JoAnn has strong skills in community relations, presentation of proposals to obtain funding grants and overseeing tasks to completion. Since 2005 JoAnn has grabbed the bull by the horns despite an initial devastating Stage IV diagnosis and has become enmeshed in breast cancer dragon boat paddling as Founder and Captain of the international composite BCS dragon boat team, Linked In Pinks (LiPs). This has led to world travels, being a speaker of science and survivor experiences at cancer events. A mentor of newly diagnosed paddlers both locally and globally, demonstrating strength and collegiality in team building, whilst acting as the IBCPC National representative for the south western region of the USA.
Personally she is very proud to be a wife, mother, grandma, medically retired scientist, dragon boat paddler, and volunteer for various breast cancer events.
Linda is a Rowbust Breast Cancer Survivor Dragonboat team member. The team was formed in early 2000, Linda is an original member of Rowbust, having completed 21 seasons with the team.
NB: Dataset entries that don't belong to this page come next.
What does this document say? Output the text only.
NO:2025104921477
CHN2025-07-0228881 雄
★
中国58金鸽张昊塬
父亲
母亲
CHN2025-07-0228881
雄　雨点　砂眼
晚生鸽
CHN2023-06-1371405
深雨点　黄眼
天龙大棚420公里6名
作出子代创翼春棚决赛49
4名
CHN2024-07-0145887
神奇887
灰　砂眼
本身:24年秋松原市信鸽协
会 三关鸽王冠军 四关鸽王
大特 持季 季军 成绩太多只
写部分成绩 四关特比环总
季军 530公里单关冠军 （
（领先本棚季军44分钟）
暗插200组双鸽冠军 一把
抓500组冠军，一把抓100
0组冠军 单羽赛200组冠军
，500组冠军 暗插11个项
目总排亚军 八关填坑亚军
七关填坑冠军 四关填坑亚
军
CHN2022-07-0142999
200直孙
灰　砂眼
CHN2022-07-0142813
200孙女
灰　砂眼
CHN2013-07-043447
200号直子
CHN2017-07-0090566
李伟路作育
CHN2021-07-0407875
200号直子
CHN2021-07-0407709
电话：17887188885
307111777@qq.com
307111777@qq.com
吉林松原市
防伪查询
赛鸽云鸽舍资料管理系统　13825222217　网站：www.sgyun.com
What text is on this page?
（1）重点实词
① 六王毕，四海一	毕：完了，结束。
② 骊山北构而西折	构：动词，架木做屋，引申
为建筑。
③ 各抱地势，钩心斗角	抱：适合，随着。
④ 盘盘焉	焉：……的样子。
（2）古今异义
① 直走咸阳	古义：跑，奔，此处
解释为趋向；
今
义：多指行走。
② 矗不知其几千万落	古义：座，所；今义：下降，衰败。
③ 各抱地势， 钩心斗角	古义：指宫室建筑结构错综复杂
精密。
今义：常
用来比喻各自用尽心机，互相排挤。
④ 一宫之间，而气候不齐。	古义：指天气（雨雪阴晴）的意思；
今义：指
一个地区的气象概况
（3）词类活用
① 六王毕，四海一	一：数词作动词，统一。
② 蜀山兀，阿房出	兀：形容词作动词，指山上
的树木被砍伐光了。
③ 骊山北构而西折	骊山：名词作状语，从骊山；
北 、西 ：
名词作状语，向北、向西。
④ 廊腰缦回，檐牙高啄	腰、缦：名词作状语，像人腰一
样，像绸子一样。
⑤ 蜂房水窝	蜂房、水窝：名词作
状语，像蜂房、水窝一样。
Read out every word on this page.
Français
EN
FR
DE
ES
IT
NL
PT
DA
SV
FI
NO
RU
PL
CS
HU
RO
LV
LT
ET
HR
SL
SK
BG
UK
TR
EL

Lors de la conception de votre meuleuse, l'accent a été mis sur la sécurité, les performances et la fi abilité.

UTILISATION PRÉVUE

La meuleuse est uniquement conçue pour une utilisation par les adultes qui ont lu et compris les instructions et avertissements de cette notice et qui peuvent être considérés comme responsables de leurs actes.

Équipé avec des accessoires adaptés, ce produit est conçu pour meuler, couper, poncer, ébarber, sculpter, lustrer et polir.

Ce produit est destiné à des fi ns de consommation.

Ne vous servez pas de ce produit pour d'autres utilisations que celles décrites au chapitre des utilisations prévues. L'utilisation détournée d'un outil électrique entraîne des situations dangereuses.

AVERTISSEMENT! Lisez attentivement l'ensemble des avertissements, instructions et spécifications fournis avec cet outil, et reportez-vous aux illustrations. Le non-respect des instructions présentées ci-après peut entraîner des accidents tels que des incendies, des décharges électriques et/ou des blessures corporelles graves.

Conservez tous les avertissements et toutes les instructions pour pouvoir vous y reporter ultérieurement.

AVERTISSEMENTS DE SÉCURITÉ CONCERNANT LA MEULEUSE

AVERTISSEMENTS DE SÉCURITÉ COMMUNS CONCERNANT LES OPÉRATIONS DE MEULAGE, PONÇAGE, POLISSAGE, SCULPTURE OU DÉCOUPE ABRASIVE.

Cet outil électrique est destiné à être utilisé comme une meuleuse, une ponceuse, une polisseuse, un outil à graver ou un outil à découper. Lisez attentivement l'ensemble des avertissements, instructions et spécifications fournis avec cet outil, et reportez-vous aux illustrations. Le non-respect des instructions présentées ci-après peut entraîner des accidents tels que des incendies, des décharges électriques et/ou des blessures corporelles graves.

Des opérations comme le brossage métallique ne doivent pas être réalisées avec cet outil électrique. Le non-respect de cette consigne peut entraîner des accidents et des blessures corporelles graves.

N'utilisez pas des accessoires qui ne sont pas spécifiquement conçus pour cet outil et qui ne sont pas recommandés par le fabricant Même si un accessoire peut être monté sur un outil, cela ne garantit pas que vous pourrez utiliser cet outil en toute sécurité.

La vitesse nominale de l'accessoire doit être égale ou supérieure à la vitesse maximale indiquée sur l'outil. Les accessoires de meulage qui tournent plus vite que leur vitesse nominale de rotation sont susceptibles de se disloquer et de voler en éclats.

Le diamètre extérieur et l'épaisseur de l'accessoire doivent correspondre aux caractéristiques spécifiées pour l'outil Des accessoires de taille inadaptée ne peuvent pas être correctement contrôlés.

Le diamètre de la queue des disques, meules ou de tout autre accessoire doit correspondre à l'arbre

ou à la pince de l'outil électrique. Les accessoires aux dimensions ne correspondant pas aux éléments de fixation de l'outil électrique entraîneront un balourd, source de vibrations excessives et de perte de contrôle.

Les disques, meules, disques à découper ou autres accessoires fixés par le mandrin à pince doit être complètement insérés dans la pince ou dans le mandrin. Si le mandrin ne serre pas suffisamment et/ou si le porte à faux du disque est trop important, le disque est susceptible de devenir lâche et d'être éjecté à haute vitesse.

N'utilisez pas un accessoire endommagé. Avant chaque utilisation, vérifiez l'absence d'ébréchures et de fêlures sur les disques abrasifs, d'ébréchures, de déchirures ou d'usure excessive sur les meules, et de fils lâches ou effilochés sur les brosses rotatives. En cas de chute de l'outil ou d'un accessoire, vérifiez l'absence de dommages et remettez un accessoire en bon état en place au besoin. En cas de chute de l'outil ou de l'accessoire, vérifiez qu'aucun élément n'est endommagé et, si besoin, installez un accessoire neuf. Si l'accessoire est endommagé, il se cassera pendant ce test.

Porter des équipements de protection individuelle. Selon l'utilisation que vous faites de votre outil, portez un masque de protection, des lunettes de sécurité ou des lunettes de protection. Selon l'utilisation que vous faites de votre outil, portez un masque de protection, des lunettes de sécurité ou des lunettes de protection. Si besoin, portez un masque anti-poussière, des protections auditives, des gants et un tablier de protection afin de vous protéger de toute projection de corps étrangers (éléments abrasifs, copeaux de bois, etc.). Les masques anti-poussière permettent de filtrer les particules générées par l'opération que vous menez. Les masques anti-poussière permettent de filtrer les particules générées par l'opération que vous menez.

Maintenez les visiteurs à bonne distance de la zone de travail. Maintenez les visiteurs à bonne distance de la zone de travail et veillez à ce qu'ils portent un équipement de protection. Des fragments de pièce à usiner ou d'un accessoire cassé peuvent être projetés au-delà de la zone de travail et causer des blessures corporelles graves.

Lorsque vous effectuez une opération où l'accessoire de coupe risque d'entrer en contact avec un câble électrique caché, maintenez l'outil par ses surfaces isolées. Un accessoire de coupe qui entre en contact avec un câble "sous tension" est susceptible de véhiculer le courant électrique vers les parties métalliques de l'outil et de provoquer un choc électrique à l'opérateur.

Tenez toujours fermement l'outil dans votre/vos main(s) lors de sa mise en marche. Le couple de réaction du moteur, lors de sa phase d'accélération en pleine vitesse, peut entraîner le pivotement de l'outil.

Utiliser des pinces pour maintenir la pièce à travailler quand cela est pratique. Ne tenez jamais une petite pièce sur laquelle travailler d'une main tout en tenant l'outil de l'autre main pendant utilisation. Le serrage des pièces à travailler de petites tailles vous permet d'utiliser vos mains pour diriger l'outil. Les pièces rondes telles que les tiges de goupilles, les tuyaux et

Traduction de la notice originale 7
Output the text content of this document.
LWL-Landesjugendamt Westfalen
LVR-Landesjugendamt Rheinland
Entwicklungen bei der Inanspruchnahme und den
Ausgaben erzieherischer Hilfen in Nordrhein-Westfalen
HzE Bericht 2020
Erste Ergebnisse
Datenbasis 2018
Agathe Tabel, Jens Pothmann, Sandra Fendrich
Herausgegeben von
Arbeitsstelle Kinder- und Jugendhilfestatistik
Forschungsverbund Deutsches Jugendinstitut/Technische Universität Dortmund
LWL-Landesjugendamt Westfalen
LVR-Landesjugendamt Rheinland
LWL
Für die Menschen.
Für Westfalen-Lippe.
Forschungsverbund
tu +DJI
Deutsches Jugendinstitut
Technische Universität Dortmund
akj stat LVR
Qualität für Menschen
She has been on the Rowbust Board of directors including, presidency for five years from 2005 to 2010, is the current Rowbust team captain and has been In that position from 2011 to the present time. Linda is also involved with Dragonboat Canada where she is the Chair of the breast cancer survivor development committee and has been in that position from 2012 to the present time. She is also the Canadian breast cancer dragon boat representative providing leadership and direction to the executive director of Dragonboat Canada on the development, implementation and standards for Dragonboat Canada’s breast cancer survivor racing programs. Linda is the go to person for breast cancer survivor dragon boating in Canada.
Linda will tell you what she is most proud of, is that she has been married for 36 years, raised two wonderful sons and whilst being diagnosed with breast cancer in 1999 she has been healthy ever since.
Jane Frost is one of the twenty-four women living with breast cancer who, in 1996, slipped into a dragon boat, becoming the team Abreast In A Boat (AIAB) and giving birth to a Canadian legend and an international movement. Jane was instrumental in establishing the International Breast Cancer Paddlers’ Commission in 2010. She was elected its first President in 2010 and served until 2018.